Er komen niet alleen initiatieven bij. In Gent trekt initiatiefnemer Ladislas Leys na tweeënhalf jaar de stekker uit de Holy Food Market. Gedurende die periode was er altijd wel iets: vergunningen die niet in orde waren, heibel over vuilnisbakken, geluidsproblemen en zelfs een brandje. Tot slot was ook de magie van de plek wat uitgewerkt en kwamen er te weinig foodies over de vloer in de zestiende-eeuwse Baudelokapel. Volgens Leys draaide de Holy Food Market het eerste jaar fantastisch, maar bleef het publiek daarna weg. De omzet daalde en de standhouders haakten af. Het is nog onduidelijk wat er met de ruimte – een ontwijde kapel – gebeurt.
Wolf gespot in Brussel
In Brussel opent eind oktober Wolf, de grootste foodmarket van het land. In de vroegere hoofdzetel van de ASLK op de Wolvengracht komt op 2650 vierkante meter een foodmarket met zestien foodstands, een microbrouwerij, een fairtrade chocolaterie en een bioversmarkt. “Je vindt er geen voorverpakte producten. Bovendien kunnen we aantrekkelijke prijzen garanderen, aangezien alles rechtstreeks wordt aangevoerd zonder tussenpersonen”, vertelt mede-initiatiefnemer Thierry Goor. “Wereldwijd hebben we de afgelopen twee jaar foodmarkets bezocht en ik kan u verzekeren dat Wolf iets unieks wordt, met tegelijk wereldse en Brusselse invloeden. Dat heeft onder meer te maken met het design van Lionel Jadot die erover waakt dat het DNA van het vroegere bankgebouw bewaard blijft.”
Voor Wolf zocht Goor de voorbije twee jaar naar partners. Hij slaagde erin Brusselse ondernemers en foodies samen te brengen, onder meer Paul en Michel Haelterman van de drankenhandel HLS en Pascal van Hamme van het cateringbedrijf Choux de Bruxelles.
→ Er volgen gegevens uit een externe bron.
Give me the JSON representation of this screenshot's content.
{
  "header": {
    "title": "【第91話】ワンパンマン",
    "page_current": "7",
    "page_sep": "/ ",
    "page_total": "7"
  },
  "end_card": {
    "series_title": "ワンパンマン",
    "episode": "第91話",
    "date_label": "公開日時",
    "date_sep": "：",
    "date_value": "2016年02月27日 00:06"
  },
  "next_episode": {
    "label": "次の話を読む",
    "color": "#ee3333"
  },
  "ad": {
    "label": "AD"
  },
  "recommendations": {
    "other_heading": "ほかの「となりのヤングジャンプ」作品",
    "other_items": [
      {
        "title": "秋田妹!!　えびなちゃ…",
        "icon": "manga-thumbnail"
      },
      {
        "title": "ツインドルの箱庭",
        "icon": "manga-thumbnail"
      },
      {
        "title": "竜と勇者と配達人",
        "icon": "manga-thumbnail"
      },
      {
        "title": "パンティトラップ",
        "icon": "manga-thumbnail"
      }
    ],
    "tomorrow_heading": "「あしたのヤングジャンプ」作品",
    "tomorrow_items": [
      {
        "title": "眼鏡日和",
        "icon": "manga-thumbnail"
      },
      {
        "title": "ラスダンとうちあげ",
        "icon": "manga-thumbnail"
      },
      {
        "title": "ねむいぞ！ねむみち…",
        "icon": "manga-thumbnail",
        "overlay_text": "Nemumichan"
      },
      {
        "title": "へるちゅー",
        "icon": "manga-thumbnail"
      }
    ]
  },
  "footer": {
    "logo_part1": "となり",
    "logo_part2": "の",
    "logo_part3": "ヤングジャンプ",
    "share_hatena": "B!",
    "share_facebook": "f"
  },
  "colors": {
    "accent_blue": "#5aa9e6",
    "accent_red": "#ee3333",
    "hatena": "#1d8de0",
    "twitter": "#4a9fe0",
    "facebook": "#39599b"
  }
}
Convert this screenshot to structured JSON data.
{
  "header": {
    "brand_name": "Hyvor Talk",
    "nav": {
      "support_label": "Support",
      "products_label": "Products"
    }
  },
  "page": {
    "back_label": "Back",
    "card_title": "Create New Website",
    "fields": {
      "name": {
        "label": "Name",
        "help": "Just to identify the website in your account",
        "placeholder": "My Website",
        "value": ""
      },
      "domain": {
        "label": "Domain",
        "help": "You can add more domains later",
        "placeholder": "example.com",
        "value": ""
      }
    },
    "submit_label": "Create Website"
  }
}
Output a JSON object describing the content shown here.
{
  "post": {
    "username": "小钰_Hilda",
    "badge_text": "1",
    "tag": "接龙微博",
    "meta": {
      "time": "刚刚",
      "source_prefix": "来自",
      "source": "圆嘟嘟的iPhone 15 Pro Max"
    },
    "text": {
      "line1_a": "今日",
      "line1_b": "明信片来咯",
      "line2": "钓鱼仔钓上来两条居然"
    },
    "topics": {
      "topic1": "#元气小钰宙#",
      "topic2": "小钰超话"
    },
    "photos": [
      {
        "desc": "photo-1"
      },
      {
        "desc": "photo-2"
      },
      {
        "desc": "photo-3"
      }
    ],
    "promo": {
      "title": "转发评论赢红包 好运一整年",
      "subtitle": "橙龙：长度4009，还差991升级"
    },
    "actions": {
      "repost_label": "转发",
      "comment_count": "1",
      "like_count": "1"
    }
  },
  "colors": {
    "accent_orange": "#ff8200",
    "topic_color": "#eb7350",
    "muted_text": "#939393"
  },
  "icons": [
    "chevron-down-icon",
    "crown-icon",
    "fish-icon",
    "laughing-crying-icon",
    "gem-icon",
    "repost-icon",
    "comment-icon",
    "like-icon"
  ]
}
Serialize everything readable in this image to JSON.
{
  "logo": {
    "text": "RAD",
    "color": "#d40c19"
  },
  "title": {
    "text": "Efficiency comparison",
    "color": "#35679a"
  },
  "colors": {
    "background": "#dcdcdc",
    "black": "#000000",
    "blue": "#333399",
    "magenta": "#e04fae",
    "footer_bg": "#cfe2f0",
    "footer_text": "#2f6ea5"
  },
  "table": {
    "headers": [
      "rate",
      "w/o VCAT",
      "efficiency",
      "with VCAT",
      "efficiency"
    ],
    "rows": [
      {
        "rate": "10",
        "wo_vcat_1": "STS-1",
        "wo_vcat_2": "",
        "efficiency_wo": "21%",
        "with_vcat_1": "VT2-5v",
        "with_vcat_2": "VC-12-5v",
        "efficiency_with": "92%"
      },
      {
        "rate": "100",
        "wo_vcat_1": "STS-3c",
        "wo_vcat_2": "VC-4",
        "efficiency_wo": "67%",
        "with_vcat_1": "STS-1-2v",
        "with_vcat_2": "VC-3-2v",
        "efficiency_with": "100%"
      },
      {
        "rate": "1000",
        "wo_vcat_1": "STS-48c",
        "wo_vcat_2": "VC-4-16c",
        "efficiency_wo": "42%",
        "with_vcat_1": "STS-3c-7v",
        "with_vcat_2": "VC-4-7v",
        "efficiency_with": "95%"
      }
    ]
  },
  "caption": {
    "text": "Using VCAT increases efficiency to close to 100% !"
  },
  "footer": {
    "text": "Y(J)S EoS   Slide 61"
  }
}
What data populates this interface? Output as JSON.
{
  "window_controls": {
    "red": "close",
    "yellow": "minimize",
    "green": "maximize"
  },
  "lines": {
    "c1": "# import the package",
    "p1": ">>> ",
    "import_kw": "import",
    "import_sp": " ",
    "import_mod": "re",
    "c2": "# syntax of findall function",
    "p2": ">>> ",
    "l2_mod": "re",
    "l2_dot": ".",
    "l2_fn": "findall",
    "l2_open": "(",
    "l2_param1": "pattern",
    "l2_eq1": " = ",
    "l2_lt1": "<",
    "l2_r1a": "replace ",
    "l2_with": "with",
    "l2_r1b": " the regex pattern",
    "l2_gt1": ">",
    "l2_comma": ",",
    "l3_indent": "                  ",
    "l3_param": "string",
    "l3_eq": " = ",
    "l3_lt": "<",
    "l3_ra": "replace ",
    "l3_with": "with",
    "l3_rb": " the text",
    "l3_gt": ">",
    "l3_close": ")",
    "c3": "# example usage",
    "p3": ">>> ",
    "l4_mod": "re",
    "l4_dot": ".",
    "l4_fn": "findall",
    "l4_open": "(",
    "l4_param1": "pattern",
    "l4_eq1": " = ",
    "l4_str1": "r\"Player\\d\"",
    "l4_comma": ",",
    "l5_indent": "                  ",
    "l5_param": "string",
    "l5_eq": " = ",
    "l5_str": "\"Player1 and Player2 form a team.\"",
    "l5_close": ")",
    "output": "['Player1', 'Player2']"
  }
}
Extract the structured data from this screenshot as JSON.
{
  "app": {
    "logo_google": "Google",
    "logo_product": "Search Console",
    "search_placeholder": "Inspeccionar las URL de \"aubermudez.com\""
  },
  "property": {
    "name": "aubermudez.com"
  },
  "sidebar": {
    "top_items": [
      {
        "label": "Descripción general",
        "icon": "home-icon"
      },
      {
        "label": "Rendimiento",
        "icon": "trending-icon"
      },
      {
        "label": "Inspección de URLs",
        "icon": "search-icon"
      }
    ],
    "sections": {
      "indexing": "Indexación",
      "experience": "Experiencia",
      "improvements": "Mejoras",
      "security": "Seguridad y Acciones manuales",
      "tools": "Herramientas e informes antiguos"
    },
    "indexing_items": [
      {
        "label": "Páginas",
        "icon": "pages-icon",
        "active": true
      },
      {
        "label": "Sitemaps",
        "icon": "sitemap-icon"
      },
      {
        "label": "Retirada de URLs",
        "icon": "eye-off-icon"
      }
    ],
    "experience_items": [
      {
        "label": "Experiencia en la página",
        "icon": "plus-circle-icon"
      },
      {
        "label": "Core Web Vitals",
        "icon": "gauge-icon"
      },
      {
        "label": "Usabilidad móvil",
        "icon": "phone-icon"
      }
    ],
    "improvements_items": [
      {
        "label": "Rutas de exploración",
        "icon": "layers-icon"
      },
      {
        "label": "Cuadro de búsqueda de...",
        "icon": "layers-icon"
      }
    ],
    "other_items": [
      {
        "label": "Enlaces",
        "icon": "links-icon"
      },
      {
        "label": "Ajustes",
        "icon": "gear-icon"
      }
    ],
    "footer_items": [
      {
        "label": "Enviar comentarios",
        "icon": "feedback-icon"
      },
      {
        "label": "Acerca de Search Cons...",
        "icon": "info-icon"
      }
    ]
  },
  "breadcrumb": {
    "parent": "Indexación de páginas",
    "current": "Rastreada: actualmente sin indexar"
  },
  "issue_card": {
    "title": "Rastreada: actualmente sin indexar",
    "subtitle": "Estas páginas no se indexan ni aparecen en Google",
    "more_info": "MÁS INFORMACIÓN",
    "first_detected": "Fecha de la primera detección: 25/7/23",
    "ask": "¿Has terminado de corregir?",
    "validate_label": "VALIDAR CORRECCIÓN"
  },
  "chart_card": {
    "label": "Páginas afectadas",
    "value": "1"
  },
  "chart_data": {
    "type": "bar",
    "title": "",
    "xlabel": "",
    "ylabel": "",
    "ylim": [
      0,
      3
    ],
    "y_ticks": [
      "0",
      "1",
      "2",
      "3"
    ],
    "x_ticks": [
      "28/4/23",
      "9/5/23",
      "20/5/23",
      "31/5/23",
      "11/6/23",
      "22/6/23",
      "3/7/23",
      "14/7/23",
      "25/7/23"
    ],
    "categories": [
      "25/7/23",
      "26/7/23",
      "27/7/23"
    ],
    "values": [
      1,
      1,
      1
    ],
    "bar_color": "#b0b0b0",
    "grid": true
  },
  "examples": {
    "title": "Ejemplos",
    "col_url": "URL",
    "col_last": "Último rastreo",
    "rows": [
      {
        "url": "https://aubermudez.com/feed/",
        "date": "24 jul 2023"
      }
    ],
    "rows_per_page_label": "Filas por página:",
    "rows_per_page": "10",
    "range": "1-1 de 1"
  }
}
“In een microbrouwerij zullen we alle biertjes brouwen van korrel tot borrel, tot 750 hectoliter per jaar. Dat moet volstaan om de dorst te lessen van de 750 gasten die tegelijk aanwezig kunnen zijn, 365 dagen per jaar”, gaat Sebastiaan Van de Voorde van HLS voort. “Naast authenticiteit besteden we veel aandacht aan digitalisering. Met een app kan je eten bestellen vanaf jouw tafel bij verschillende foodstands. Dat zal ook lukken vanuit de kantoren in de buurt. Bovendien ontwikkelen we een eigen leveringsdienst, genre Deliveroo, maar dan wel met een fatsoenlijke verloning voor de bikers. ”
Volgens Van de Voorde zijn foodmarkets een interessant horecaconcept. “Het schaalvoordeel levert een kostenbesparing op, zeker voor personeelskosten, een groot probleem in ons land. In een foodmarket heb je geen bediening, en afruimen gebeurt aan de bar. Daardoor moet je maar een of twee personeelsleden in de stand zetten. In een gewoon restaurant is dat onhaalbaar. Toch is een foodmarket geen gegarandeerd succes. Je moet echt op een goede locatie zitten, het concept moet kloppen en het management moet voldoende professioneel zijn.”